After the baby was adopted by her paternal aunt and uncle and discharged from the hospital on Feb. 18, the couple renamed her Afraa in honor of her late mother, The Associated Press reports.

"She is one of my children now. I will not differentiate between her and my children," Khalil al Sawadi, the baby girl's uncle and cousin to one of her parents, told AP. "She will be dearer than my children because she will keep the memory alive of her father, mother and siblings." 

Sawadi is one of the rescuers who found the little girl and took her to the hospital. After finding the baby, al Sawadi cut the umbilical cord with a razor blade and first took her to a nearby hospital alongside another cousin. 

The relatives visited baby Afraa frequently, worried that someone might kidnap her due to the international attention surrounding the infant's story. Some people had even shown up at the hospital pretending to be related to the baby. 

After the hospital confirmed the baby was healthy, the baby was taken to two other hospitals, one of which was in Afrin. But both were too full. At a children's hospital, where the baby remained until last week, officials there initially named the little girl Aya, which means "a sign from God" in Arabic. 

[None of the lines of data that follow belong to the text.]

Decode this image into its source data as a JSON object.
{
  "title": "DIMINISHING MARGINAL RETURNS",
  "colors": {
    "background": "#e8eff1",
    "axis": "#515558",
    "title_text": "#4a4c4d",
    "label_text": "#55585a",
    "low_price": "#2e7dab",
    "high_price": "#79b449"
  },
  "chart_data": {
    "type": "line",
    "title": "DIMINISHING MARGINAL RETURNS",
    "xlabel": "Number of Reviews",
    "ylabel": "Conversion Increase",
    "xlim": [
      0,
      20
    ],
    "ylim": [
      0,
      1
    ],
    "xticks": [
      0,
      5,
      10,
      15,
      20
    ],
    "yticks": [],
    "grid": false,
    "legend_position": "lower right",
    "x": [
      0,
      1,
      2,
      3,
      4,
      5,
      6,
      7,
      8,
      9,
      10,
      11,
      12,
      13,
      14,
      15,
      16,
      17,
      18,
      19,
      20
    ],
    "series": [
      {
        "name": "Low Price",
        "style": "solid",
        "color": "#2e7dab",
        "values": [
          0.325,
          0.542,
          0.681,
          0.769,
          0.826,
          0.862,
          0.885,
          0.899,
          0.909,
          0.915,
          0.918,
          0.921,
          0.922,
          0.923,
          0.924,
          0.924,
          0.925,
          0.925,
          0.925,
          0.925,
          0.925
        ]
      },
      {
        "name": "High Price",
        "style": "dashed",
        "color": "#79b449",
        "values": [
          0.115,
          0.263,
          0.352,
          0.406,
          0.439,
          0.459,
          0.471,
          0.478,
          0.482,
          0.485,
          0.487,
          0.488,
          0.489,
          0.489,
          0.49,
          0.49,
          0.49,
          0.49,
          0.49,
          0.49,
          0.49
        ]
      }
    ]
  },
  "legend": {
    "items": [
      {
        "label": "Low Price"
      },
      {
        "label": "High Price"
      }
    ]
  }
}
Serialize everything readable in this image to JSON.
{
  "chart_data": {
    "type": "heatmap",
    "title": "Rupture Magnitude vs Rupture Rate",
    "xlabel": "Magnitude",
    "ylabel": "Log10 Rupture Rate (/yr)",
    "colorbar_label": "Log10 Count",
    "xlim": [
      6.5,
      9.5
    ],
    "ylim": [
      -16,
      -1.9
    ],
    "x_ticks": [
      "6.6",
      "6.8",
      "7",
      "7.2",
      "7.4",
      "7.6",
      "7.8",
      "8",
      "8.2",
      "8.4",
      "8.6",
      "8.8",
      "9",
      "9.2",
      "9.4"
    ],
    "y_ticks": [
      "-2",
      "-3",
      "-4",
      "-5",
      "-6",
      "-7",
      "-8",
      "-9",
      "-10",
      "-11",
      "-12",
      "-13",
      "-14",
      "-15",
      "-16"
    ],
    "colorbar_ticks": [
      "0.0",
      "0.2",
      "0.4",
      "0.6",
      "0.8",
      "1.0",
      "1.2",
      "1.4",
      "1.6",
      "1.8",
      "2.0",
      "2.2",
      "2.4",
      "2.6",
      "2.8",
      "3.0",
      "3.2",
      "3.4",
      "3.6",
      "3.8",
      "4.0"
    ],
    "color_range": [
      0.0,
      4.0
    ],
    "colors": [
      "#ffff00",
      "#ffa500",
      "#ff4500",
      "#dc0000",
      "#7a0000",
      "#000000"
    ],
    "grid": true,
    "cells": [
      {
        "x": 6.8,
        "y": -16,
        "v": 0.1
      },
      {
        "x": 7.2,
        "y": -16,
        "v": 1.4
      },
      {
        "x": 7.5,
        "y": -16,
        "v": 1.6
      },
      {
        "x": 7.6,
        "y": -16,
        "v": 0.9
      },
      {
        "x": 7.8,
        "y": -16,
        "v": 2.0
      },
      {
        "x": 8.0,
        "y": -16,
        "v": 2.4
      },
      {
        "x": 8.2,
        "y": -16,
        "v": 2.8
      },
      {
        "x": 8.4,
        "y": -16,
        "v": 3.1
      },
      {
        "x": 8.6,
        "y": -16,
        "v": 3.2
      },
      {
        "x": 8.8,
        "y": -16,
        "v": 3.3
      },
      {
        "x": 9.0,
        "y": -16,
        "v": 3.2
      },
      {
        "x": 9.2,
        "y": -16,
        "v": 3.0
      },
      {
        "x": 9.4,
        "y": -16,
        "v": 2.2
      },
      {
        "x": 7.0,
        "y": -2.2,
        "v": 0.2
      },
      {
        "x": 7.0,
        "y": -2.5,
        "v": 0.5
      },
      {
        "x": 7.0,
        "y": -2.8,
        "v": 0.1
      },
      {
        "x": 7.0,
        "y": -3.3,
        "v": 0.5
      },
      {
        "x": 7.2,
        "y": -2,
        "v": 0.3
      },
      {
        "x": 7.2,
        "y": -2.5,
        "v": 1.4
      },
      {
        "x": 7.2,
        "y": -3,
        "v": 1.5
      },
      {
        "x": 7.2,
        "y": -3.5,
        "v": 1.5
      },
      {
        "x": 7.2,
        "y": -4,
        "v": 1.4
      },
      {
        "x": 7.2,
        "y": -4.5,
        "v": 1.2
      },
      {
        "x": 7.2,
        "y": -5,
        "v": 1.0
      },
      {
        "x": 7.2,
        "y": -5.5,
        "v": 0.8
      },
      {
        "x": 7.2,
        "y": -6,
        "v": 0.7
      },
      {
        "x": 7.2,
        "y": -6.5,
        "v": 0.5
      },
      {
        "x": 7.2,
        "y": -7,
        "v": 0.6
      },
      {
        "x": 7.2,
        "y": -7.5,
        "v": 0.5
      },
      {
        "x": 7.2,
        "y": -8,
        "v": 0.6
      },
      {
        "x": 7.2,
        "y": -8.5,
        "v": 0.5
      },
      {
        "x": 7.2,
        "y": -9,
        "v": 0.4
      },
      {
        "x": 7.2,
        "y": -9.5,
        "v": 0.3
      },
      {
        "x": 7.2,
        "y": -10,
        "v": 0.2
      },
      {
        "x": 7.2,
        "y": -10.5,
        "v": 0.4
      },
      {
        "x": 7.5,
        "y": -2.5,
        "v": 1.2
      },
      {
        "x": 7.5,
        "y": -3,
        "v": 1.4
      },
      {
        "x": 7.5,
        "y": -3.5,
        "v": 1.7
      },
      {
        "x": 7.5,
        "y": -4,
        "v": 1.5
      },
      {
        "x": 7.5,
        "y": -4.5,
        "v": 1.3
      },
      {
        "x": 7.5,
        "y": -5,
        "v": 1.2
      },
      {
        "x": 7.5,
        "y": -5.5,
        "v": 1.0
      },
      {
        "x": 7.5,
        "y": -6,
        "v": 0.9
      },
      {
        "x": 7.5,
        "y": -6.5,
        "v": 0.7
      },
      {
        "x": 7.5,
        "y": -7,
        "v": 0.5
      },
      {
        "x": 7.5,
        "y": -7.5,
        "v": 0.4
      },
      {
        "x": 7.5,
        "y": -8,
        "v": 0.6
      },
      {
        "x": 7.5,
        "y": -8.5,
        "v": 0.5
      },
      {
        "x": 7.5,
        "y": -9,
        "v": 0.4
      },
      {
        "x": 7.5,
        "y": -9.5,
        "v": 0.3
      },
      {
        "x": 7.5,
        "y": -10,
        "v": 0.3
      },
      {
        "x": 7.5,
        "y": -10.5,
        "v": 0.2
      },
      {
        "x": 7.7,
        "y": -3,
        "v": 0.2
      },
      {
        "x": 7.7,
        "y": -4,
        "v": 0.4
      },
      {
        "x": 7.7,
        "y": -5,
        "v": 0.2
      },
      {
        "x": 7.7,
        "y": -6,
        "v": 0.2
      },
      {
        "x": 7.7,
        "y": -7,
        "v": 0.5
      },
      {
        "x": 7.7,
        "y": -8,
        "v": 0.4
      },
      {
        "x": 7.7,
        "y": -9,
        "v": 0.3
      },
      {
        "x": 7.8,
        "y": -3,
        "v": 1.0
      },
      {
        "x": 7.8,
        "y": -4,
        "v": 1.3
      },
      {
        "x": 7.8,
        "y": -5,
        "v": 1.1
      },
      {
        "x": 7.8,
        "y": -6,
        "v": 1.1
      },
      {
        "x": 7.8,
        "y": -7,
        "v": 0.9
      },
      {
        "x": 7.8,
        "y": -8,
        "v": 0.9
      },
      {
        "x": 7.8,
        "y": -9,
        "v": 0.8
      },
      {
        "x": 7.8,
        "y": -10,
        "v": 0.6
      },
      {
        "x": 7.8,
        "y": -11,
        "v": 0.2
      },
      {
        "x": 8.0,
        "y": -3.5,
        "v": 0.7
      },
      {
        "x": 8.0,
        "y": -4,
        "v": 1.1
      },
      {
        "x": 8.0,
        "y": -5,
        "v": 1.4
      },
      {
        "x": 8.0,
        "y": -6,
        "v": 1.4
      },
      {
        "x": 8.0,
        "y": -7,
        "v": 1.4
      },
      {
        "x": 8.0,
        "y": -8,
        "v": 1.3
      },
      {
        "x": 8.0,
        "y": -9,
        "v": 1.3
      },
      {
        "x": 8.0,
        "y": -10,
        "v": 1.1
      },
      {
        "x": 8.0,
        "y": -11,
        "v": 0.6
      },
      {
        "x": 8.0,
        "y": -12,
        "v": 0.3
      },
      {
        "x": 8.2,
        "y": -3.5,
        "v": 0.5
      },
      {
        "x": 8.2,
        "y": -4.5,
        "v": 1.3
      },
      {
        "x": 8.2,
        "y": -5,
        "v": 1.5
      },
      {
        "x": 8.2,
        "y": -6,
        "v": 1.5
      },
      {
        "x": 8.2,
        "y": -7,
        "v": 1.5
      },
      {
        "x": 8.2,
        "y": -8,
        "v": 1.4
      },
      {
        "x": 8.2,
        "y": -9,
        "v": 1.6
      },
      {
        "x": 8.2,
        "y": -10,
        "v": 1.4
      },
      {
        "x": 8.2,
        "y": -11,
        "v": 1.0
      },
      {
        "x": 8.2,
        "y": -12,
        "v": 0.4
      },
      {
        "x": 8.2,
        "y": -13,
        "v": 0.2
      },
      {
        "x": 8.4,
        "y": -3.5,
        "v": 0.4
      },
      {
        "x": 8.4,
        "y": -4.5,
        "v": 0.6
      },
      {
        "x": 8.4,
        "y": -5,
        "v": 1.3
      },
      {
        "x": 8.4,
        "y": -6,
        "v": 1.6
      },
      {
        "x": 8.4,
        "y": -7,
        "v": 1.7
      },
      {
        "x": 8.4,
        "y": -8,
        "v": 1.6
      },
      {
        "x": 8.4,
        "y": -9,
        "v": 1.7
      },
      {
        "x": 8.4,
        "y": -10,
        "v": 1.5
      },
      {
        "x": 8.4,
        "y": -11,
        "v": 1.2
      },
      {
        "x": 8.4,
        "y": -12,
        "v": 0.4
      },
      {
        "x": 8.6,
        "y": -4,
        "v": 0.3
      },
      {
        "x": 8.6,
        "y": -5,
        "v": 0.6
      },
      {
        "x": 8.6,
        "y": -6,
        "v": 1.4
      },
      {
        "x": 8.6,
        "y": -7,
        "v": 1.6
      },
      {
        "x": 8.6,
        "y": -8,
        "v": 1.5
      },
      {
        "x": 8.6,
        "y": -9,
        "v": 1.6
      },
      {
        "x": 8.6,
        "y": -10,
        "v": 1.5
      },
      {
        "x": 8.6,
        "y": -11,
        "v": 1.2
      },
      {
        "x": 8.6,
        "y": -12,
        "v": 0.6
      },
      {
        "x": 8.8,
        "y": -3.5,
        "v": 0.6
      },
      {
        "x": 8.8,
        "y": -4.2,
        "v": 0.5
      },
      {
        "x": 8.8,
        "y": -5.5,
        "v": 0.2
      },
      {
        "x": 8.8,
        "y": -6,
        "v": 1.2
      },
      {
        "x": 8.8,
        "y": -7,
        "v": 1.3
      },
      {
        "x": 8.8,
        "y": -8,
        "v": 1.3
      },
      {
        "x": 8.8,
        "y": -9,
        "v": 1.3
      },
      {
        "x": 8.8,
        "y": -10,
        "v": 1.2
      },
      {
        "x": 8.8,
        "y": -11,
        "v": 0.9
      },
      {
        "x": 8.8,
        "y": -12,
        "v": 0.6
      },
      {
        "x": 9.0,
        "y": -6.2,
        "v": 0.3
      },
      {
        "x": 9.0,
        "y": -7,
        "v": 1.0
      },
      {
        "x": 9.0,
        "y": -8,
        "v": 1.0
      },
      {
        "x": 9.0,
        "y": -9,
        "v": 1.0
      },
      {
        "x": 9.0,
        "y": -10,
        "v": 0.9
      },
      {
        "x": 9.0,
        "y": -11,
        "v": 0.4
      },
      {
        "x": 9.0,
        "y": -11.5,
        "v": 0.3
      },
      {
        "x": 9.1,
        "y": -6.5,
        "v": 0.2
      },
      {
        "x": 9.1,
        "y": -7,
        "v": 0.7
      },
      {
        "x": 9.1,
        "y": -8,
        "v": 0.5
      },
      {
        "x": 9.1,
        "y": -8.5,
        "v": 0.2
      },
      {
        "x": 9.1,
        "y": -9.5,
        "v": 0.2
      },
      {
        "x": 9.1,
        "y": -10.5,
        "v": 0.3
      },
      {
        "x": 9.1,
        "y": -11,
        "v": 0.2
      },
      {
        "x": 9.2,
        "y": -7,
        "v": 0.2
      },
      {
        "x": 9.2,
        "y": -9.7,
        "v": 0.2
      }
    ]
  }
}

The hospital entrusted the aunt and uncle with the infant after conducting a DNA test to ensure they were truly related to the little girl, a hospital official told CP. The baby stayed at the hospital for two weeks until the paperwork for the adoption was complete. 

As The Christian Post reported, it's unknown if the newborn's mother went into labor while she was stuck in the ruins. In addition to her mother, the baby girl's father, Abdullah, and four siblings all died. 

In a statement earlier this month to Agence France-Press, Hani Maarouf, a pediatrician at the Afrin-based clinic where the baby was first brought to, reported that the little girl was initially in bad health but now is now in a stable condition. 

"She had several bruises and lacerations all over her body," Maarouf said. "She also arrived with hypothermia because of the harsh cold. We had to warm her up and administer calcium." 

The baby's uncle told AFP that he and the rescuers heard a voice while digging through the wreckage. Video footage of the baby being recovered shows a man holding a baby covered in dust in his arms, with another man giving him a blanket to warm the infant. 

In a separate statement to AP, Maarouf said that the newborn weighed roughly 7 pounds and was carried nearly to term. 

"Our only concern is the bruise on her back, and we have to see whether there is any problem with her spinal cord," he said.

On Friday, the country's Disaster and Emergency Management Authority (AFAD) reported that the latest death toll in Turkey and Syria has passed 50,000. In Turkey, 44,218 people died as a result of the disaster, while the death toll in Syria was 5,914. 

The earthquake that struck the region on Feb. 6 measured a magnitude of 7.6.